The big announcement of the day one keynote was The Moby Project. At its core this is a separation between the commercial Docker offering and the wider community project. Docker the product will be built from Moby the project. This is a step that Docker has needed to take for a while.

Now the move from docker/docker to moby/moby has undoubtedly ruffled feathers in many locations, and there is no doubt it could have been handled better. Docker as a company love a big unveil during their keynotes, and in announcing Moby in this manner many people lost sight of the fact that discussions about the move have been ongoing for several months among Docker maintainers.  It is worth reading the comments of Darren Shepard from Rancher Labs for some more nuanced context.

The Developer Momentum Question?

 

There has been a lot of commentary recently about where the developer conversation is around containers, with many people boiling it down to a discussion between Docker and Kubernetes. This either/or view of the world is mistaken, particularly at what is still such an early stage in a fundamental shift in how applications are developed.

For now, however, Docker still has a clear lead, especially in terms of questions on Stack Overflow. It is worth taking note of just how active the Kubernetes slack channels and mailing lists are, which is undoubtedly reducing the number of questions on Stack Overflow.

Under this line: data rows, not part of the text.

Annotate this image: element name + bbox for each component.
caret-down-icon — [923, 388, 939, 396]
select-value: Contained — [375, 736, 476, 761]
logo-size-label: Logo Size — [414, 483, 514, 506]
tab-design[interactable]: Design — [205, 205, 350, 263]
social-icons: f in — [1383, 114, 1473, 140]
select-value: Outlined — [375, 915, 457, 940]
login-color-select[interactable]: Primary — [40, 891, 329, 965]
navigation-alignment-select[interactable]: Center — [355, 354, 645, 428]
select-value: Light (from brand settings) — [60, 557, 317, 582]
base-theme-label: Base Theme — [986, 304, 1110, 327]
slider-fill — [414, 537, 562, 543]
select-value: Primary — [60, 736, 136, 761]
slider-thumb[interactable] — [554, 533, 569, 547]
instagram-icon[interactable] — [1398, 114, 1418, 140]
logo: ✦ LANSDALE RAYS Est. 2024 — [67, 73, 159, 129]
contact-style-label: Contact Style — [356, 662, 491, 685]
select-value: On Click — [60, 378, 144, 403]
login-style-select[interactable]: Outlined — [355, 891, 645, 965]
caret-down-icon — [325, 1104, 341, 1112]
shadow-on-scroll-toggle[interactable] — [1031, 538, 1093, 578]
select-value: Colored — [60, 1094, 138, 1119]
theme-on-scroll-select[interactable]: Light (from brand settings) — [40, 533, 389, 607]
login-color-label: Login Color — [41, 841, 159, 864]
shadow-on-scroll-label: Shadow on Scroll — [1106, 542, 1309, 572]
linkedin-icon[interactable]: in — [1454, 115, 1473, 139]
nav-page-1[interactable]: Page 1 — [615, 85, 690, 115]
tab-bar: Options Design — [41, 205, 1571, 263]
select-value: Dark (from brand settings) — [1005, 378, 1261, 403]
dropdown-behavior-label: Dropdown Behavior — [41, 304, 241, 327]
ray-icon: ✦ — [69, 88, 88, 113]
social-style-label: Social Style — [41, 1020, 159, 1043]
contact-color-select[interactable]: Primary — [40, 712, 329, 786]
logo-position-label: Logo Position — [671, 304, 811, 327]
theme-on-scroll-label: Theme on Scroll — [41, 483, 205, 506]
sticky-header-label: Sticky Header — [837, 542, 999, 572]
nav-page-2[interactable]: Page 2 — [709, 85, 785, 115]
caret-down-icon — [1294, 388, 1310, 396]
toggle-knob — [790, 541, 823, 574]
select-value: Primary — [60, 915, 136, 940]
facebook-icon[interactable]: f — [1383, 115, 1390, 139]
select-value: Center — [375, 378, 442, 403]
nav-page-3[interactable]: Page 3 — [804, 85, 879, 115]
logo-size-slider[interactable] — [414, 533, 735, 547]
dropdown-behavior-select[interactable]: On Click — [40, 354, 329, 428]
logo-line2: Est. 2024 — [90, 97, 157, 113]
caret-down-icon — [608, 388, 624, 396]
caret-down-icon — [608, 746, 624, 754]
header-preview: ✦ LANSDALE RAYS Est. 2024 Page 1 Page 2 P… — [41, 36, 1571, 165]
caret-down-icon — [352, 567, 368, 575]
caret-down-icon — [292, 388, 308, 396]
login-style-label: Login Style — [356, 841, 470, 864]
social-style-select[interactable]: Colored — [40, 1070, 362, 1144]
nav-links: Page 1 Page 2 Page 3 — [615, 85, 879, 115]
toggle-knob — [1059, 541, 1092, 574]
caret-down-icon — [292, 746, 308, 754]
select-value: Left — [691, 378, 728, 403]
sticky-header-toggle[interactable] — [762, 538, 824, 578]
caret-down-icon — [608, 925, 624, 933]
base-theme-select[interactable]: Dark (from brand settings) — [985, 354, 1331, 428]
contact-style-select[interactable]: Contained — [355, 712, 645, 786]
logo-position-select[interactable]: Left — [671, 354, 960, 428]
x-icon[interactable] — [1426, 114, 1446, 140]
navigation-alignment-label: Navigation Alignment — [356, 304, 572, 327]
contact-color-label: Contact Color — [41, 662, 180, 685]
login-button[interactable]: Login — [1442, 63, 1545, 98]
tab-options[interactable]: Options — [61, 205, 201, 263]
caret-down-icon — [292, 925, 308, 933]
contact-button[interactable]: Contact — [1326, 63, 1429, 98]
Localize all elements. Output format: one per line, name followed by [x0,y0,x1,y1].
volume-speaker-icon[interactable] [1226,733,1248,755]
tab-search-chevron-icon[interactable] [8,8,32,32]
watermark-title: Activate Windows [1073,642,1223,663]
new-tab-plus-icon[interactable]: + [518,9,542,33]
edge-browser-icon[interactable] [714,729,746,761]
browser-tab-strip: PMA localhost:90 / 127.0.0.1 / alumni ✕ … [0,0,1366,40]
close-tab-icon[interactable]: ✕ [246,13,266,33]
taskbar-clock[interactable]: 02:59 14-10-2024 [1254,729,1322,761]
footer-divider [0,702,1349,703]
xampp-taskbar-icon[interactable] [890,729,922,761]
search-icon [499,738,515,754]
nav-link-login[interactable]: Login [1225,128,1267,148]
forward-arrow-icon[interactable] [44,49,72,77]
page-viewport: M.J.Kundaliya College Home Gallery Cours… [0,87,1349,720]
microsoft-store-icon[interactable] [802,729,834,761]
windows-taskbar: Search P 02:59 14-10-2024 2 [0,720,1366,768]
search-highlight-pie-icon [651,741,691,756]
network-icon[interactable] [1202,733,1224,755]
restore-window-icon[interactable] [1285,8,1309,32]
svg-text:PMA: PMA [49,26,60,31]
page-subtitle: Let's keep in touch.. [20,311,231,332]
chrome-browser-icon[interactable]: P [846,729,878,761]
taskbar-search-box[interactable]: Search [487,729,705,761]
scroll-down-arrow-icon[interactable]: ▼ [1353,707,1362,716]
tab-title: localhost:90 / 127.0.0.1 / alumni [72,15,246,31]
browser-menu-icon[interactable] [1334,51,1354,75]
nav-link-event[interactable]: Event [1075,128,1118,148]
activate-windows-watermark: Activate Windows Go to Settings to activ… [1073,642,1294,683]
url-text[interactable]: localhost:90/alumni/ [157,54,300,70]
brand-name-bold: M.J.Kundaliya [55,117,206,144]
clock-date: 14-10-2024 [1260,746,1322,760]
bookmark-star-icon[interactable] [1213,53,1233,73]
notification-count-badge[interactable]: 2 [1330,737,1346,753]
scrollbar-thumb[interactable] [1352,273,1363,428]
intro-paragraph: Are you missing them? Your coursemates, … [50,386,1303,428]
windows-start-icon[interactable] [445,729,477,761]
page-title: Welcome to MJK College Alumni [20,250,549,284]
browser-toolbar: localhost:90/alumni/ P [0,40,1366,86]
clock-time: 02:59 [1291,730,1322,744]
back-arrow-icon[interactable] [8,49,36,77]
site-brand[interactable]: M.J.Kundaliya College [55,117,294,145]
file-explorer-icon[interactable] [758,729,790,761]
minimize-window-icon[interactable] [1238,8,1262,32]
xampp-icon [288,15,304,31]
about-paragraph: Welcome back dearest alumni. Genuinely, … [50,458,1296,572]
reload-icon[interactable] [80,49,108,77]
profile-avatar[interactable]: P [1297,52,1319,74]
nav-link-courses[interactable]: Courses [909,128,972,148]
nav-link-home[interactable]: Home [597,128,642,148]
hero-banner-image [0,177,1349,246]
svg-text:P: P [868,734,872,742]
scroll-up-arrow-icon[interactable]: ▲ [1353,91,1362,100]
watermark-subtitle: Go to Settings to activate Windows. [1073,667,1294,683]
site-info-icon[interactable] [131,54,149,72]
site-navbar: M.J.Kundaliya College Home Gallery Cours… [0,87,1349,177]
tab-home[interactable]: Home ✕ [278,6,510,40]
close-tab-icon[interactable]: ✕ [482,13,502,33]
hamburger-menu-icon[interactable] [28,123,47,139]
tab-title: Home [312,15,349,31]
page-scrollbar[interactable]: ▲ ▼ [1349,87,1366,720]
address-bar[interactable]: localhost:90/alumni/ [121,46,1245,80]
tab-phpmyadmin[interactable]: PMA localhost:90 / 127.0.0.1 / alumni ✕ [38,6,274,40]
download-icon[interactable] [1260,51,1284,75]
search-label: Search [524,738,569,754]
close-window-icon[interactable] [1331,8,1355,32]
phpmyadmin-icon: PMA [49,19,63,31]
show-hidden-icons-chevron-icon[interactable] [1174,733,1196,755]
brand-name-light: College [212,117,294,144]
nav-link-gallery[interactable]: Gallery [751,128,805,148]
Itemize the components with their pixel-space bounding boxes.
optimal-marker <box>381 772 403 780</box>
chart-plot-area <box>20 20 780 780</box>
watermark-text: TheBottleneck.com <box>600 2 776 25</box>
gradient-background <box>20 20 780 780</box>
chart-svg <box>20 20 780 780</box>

Now let us be clear here, there is no clear correlation between questions about Docker and the ultimate deployment platform, but it is fair to say that developers are still talking, a lot, about Docker.

Conclusion

There are several areas to be positive on – the various commercial relationships, the security story, the additional definition on what is community versus what is a commercial offering.  There are concerns about the reaction of members of the community to the Moby project and the impact this could have on adoption.

Outside of all this the wider questions remain, Docker have created a technology that is wildly popular with developers – crossing the chasm to far wider adoption in the enterprise, and picking up some of the associated revenue, remains a much harder challenge.

Disclaimers: Docker paid for my T&E. Docker, IBM, Oracle and Microsoft are current RedMonk clients.